The Antagonist is written in energetic prose that reflects Rank's desire to unleash his anger and frustration. It's a powerful story but one that is rich with humor and compassion. If I could, I would give The Antagonist 4 1/2 stars.
Gordon Rankin, Jr (aka Rank) is furious. The object of his rage is Adam, a former college friend he hasn't seen in twenty years or so. Adam just published a novel receiving some modest acclaim--a novel that Rank believes is about him. A novel that he feels distorted the truth about his life. Now he wants Adam to know just what he thinks about what he did--not to mention a chance to set the record straight about his life. So he tracks down Adam's email address and begins sending him email after email.
Part of the problem with The Antagonist is that it can't sustain the rage. Ultimately, that's kind of the point here, so it seems unfair to fault the novel for it. Still, since the entire pretense is that Rank is compelled to write all this to Adam because of how angry he feels, it's a big disappointment that the fire flames out so darned quickly.
In fact, the narrative itself has a very tough time getting going because Rank, as a narrator, just can't seem to get out of his own way. There are numerous false starts and digressions. Coady tries to turn it into a joke--or at least a sort of meta-commentary about the difficulties of telling your story and remaining honest. That could have been a brilliant idea, but in the end it just feels like inept storytelling more than anything else. And the fact that there may be a few smart observations about storytelling and self-discovery is undermined when it becomes too bothersome to care about if and when Rank will ever get to the point. Rank tries to set up his story as a tease, repeatedly promising a big reveal at the end. But the reveal isn't actually surprising (let alone devastating) because you've been cued to expect it all along, which makes the teasing more of an annoyance than anything else.

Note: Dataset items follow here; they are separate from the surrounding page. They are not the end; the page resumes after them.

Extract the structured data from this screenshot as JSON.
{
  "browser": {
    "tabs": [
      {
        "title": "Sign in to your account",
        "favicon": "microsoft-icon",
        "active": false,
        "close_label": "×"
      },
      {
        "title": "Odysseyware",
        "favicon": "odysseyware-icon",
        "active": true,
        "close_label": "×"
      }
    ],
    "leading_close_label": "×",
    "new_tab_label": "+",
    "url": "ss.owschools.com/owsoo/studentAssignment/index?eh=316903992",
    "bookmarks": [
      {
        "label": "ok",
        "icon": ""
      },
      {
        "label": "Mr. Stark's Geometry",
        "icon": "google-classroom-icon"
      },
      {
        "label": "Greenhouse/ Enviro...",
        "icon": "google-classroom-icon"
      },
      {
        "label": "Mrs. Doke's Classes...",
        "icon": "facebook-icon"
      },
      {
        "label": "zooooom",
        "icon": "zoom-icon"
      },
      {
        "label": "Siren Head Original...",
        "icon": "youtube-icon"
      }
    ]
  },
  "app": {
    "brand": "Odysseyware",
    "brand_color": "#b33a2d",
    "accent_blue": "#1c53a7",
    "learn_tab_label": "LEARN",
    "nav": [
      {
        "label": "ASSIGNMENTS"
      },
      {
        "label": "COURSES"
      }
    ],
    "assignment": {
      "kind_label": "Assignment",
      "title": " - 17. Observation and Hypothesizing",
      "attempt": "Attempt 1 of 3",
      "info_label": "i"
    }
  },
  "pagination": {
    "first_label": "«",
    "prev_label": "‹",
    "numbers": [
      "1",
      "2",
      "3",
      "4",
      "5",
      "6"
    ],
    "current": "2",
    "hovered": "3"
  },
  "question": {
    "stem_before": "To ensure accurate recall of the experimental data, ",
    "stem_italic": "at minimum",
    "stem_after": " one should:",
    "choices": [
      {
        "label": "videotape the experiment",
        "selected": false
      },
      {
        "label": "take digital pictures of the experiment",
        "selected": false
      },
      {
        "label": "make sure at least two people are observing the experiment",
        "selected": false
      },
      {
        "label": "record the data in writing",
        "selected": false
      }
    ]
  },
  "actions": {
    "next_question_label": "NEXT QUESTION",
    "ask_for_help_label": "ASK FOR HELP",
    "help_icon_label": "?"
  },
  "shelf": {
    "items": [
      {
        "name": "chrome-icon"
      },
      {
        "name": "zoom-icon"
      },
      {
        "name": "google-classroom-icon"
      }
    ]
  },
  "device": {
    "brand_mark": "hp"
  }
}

There are also structural problems in the form of the emails themselves. Each "chapter" is a single email from Rank to Adam, but where they stop and how they begin is disjointed. Many of them don't have a logical ending-point for someone writing an email; instead, they end at the perfect spot for a chapter break (or just stop). Rank is deliberately, openly, defiant when it comes to piecing his narrative together in a form that makes sense. There's nothing wrong with that--plenty of novels defy the conventional chronology to splendid effect (Gone Girl: A Novel being a very popular, effective, and recent example). But here the structure isn't compelling so much as it is irksome.

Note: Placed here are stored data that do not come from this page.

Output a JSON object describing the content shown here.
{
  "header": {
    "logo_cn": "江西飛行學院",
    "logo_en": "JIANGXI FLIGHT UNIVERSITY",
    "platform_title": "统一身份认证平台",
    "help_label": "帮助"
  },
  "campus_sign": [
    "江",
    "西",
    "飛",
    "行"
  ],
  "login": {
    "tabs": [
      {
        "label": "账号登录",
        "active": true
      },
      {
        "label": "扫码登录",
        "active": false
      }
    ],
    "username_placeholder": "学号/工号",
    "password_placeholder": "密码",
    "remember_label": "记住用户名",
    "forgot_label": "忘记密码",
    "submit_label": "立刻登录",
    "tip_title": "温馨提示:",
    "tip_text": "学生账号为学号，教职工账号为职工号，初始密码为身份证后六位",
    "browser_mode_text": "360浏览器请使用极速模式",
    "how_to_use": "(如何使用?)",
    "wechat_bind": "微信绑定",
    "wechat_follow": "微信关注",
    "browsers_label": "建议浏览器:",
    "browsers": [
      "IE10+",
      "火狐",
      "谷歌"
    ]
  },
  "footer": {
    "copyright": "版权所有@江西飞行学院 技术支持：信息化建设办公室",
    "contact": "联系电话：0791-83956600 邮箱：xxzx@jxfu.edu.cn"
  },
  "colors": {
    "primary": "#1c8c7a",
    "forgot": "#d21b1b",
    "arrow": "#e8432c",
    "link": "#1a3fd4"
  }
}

There are clever moments here and there. Coady has a delightfully sarcastic sense of humor. But I just couldn't get into The Antagonist.

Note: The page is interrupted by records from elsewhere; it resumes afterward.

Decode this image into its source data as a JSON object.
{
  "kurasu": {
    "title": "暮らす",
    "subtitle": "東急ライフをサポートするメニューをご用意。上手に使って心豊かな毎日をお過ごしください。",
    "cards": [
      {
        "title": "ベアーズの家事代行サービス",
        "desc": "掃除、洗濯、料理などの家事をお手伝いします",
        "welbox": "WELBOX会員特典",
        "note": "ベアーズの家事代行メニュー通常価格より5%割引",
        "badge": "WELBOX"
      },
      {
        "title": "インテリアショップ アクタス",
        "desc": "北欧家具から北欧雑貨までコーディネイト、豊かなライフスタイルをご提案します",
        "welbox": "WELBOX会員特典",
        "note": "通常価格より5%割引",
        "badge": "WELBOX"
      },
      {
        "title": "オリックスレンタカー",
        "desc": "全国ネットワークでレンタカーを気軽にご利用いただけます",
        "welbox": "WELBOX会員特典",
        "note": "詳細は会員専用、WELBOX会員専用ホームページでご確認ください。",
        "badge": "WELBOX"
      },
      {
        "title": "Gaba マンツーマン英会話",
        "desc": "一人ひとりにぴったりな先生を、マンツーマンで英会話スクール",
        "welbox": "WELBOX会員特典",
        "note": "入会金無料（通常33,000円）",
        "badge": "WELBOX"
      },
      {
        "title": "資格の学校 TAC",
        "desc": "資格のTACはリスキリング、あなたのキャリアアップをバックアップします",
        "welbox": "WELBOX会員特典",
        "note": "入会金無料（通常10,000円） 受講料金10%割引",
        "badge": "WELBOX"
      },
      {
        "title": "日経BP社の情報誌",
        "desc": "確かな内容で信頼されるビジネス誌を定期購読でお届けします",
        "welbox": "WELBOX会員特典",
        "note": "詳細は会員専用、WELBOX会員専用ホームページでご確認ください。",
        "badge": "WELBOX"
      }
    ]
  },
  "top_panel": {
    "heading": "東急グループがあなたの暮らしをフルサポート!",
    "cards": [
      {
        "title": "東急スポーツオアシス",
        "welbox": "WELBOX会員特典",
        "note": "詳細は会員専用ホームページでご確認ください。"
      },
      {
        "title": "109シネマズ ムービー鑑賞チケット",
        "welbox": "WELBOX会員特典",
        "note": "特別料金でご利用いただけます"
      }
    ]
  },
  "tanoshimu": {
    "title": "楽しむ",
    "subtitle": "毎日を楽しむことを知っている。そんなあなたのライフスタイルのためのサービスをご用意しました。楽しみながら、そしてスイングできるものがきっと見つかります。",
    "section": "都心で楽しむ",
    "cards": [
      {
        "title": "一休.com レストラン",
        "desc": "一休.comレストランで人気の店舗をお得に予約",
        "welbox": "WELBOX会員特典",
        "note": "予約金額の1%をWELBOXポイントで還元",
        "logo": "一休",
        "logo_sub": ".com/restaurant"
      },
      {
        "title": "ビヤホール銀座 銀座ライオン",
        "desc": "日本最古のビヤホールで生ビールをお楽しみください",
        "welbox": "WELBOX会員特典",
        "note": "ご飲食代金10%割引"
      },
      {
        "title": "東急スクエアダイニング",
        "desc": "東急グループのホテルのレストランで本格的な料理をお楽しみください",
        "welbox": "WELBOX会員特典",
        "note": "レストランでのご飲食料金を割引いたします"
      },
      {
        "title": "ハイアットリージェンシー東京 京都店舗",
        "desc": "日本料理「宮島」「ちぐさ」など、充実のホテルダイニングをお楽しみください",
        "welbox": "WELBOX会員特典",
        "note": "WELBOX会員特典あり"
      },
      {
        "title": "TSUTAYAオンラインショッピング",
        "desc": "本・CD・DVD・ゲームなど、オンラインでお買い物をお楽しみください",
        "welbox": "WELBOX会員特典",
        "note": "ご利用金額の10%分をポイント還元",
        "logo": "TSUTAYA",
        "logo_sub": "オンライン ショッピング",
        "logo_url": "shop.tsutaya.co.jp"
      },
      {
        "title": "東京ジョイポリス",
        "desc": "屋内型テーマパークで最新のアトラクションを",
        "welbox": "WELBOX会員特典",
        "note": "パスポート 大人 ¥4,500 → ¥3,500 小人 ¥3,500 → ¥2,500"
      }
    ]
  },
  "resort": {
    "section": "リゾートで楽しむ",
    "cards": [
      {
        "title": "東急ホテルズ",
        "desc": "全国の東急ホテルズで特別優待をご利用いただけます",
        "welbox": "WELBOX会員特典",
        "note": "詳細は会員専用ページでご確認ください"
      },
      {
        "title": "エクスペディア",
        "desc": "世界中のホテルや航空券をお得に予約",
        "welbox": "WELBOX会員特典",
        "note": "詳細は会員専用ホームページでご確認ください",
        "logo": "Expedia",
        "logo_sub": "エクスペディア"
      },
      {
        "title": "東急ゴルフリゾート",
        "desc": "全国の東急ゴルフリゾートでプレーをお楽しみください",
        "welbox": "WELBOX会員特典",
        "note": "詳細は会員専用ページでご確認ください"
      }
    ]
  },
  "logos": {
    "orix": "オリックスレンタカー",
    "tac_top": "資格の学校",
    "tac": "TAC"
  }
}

The expository technique, telling the story through email, just feels wrong. I find it hard to believe anyone would write like that in email. I could believe that someone would dictate that story or tell it to a therapist. Since the emails are given dates and times, I find it hard to believe those email came out like that on the first go with no editing. I tend not to like these new-fangled novels that try to update the diary idiom in this way. It's just not for me.